The book builds a case for what it calls ‘the slow violence of music’. While its consequences are less immediately obvious than industries such as mining, or have lower aggregate impact than activities like transport, it is linked to both of these and causes its own separate pathologies. It is tragically ironic that an activity so closely connected to many protest and counter-cultural movements is itself so inextricably entwined with the same forces they seek to oppose. Pick up a physical copy of Joni Mitchell’s Big Yellow Taxi and consider whether pressing it on a 7″ plastic disk manufactured from petrochemicals detracts from its intended message.
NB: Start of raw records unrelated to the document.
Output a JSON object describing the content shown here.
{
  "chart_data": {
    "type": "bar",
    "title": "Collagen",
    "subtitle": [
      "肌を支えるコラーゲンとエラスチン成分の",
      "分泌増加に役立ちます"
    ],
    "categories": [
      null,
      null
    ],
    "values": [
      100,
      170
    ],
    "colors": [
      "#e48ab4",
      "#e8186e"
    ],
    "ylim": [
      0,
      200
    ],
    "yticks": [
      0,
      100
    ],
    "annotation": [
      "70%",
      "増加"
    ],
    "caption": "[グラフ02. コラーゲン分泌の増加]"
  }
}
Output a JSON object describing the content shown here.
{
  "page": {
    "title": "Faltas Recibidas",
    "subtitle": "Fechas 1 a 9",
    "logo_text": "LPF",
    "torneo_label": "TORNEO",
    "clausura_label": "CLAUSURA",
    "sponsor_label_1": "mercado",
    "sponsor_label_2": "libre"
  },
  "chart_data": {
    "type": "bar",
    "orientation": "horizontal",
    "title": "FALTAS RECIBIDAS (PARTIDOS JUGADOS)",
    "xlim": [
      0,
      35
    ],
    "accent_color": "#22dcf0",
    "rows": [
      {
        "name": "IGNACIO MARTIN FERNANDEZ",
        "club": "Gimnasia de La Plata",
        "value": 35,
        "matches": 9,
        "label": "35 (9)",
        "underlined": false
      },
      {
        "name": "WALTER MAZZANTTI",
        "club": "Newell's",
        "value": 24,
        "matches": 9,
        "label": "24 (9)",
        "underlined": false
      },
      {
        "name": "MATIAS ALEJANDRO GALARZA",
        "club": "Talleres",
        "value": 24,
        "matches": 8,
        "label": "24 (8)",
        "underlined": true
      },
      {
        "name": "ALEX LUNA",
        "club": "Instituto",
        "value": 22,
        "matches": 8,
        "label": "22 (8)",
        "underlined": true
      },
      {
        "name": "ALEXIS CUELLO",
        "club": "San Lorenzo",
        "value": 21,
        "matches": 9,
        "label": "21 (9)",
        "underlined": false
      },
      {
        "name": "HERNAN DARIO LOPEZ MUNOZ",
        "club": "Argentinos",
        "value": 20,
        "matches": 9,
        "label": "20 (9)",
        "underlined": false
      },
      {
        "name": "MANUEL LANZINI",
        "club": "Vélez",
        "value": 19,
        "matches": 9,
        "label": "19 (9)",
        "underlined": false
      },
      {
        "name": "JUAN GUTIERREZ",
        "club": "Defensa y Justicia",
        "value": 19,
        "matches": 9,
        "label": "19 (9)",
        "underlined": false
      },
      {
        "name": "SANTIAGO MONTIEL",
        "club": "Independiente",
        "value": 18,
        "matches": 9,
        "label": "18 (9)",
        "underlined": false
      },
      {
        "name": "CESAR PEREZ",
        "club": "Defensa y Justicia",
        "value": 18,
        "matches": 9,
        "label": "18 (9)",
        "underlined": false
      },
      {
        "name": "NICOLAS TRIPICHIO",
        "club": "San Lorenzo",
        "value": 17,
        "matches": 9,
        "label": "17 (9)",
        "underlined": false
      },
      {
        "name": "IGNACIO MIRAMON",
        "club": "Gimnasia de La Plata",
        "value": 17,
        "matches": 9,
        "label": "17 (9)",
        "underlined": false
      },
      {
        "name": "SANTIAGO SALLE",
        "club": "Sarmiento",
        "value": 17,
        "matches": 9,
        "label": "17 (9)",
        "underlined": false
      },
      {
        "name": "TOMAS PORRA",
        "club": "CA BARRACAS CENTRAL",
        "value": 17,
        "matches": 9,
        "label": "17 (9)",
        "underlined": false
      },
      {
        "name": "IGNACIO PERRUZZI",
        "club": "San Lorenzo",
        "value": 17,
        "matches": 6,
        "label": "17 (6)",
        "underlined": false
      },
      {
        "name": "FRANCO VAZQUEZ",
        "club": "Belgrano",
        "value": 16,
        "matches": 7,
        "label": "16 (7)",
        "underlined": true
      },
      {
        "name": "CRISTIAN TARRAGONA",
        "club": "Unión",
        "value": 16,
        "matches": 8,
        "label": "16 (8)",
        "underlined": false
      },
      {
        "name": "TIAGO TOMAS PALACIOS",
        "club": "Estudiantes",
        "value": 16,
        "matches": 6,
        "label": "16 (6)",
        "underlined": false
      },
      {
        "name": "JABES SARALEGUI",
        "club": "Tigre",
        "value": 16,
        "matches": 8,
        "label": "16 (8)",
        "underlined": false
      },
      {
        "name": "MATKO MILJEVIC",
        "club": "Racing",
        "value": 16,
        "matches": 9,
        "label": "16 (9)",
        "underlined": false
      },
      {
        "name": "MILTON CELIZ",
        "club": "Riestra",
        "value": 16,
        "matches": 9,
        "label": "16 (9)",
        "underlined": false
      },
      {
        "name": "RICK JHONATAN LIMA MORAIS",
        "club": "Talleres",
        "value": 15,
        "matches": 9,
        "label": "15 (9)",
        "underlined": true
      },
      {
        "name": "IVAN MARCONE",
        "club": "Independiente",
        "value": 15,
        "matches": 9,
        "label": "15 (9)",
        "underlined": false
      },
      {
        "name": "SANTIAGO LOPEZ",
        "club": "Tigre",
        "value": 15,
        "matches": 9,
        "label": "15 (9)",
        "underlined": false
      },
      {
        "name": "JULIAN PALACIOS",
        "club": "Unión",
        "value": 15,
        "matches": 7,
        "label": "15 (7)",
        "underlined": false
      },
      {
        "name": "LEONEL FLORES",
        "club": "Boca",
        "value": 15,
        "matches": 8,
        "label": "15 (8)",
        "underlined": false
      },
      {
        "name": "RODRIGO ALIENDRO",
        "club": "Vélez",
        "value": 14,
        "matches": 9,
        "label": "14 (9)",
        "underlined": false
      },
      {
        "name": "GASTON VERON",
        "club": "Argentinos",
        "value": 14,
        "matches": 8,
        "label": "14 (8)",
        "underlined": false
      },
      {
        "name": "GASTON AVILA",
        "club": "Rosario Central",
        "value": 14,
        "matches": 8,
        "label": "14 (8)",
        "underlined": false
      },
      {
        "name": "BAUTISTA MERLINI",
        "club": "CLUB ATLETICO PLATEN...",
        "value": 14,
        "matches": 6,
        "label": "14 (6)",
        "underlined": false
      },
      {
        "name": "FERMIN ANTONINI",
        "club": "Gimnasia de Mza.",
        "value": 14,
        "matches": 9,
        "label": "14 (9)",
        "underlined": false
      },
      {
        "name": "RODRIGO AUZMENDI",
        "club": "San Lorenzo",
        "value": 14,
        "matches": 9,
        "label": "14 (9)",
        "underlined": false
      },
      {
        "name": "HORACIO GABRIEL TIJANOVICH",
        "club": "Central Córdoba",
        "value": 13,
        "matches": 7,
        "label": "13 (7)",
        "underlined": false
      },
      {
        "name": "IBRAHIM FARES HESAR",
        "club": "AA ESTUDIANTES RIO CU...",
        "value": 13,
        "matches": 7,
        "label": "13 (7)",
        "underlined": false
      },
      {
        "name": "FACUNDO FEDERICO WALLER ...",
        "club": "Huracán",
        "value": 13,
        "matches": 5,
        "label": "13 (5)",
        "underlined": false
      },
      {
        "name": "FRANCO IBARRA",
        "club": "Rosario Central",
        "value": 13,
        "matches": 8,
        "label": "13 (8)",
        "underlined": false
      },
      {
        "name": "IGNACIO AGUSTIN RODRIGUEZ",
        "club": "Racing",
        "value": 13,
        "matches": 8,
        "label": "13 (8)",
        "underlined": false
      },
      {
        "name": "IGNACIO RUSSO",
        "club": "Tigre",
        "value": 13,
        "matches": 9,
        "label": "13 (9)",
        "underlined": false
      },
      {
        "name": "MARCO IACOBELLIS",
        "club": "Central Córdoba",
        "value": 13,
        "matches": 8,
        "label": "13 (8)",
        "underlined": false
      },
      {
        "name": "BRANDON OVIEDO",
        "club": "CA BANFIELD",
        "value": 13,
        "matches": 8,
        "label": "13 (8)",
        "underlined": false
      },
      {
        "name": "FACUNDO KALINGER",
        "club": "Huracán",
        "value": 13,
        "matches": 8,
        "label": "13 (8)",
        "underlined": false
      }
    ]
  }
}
What then is the most ethical and environmentally responsible way to buy music? The obvious answer, as with all commodities, is of course to buy less. Beyond that, and assuming that you still want to support musicians and hear new music, my own best guess is that downloading and hosting music locally is the least harmful. This has the advantage, if you shop directly through record labels or hosting sites such as Bandcamp, that the producer receives a decent fraction of the purchase price, whereas streaming services only generate paltry revenue for musicians(4). You get to own the files and use them as you see fit without creating hidden energy costs.
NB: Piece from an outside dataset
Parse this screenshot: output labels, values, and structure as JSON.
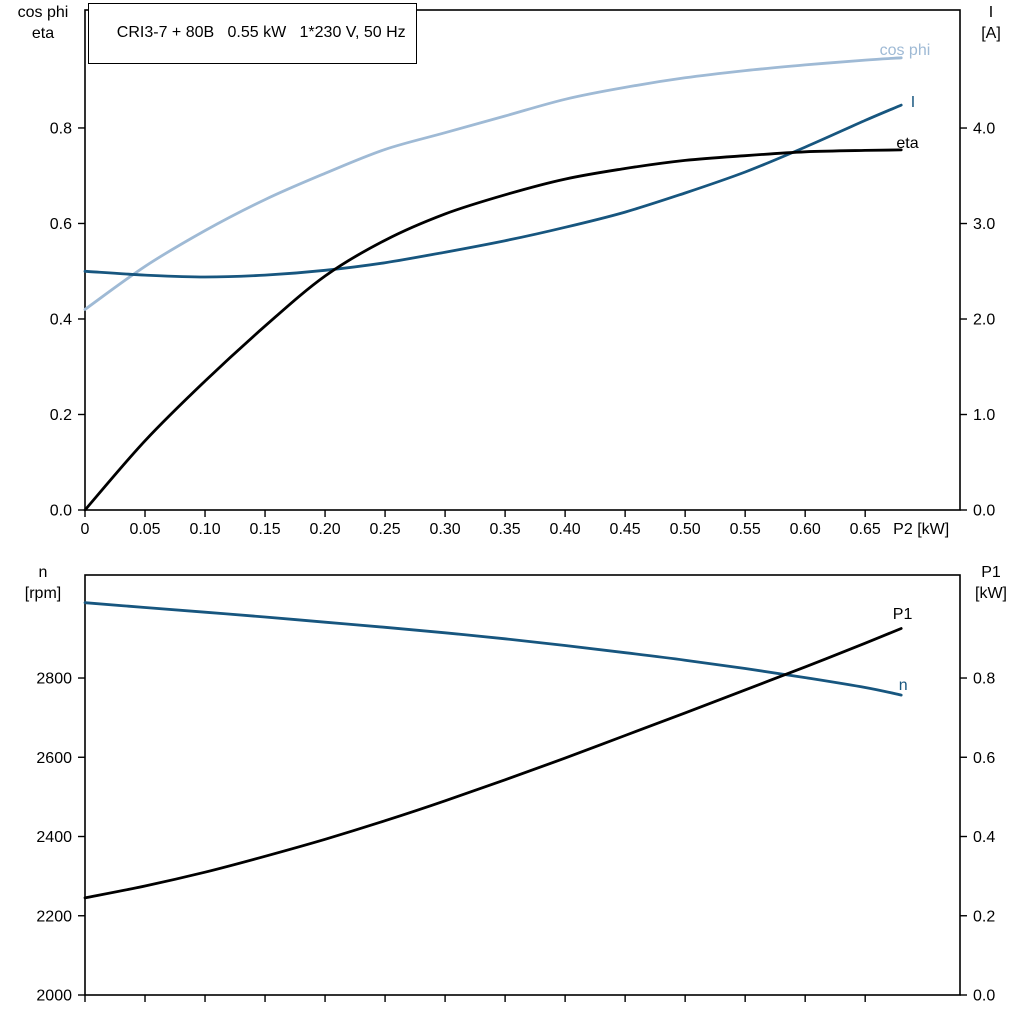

So here’s my pledge. I’m going to give up buying new vinyl records and switch entirely to digital downloads. I have no qualms about picking up second hand records(5) but I won’t add to the existing problem. This habit will be harder for me to break than giving up smoking, but my conscience can’t maintain this blind spot any longer. Yes, it’s only a small thing, and very much a First World Problem, but we all need to start cutting back and I can’t pretend that my lifelong petrochemical addiction is necessary.


(1) Some might be shocked that I casually gave away large piles of records. Rest assured, the majority of 90s dance music was absolutely dreadful, and no-one wants to hear it any more, even ironically. The records were worthless. Some things are best forgotten.

(2) I hesitate to call myself a collector because my purchases are not linked to any concern about the value (present or future) of the records, nor to any completist accumulation of a particular genre or artist. I only buy what I want to listen to.

(3) You genuinely can hear the difference. I’ll happily prove it to anyone who has doubts. But to achieve this requires spending a lot of money on equipment and a well-pressed record made with high-quality vinyl. For the overwhelming majority of casual listeners there’s only downsides if sound quality is what you actually care about, and for the audiophiles among us we’re just spending lots of money on yet more unnecessary kit.

(4) I’ve heard it said that total royalties from physical record sales exceed those from streaming services, even at a time when vinyl is supposedly a legacy format. No wonder artists still want to release them.

(5) You can take many things but please leave me the pleasure of discovering a forgotten Crispy Ambulance 7″ in a dusty box at the back of a second-hand record shop.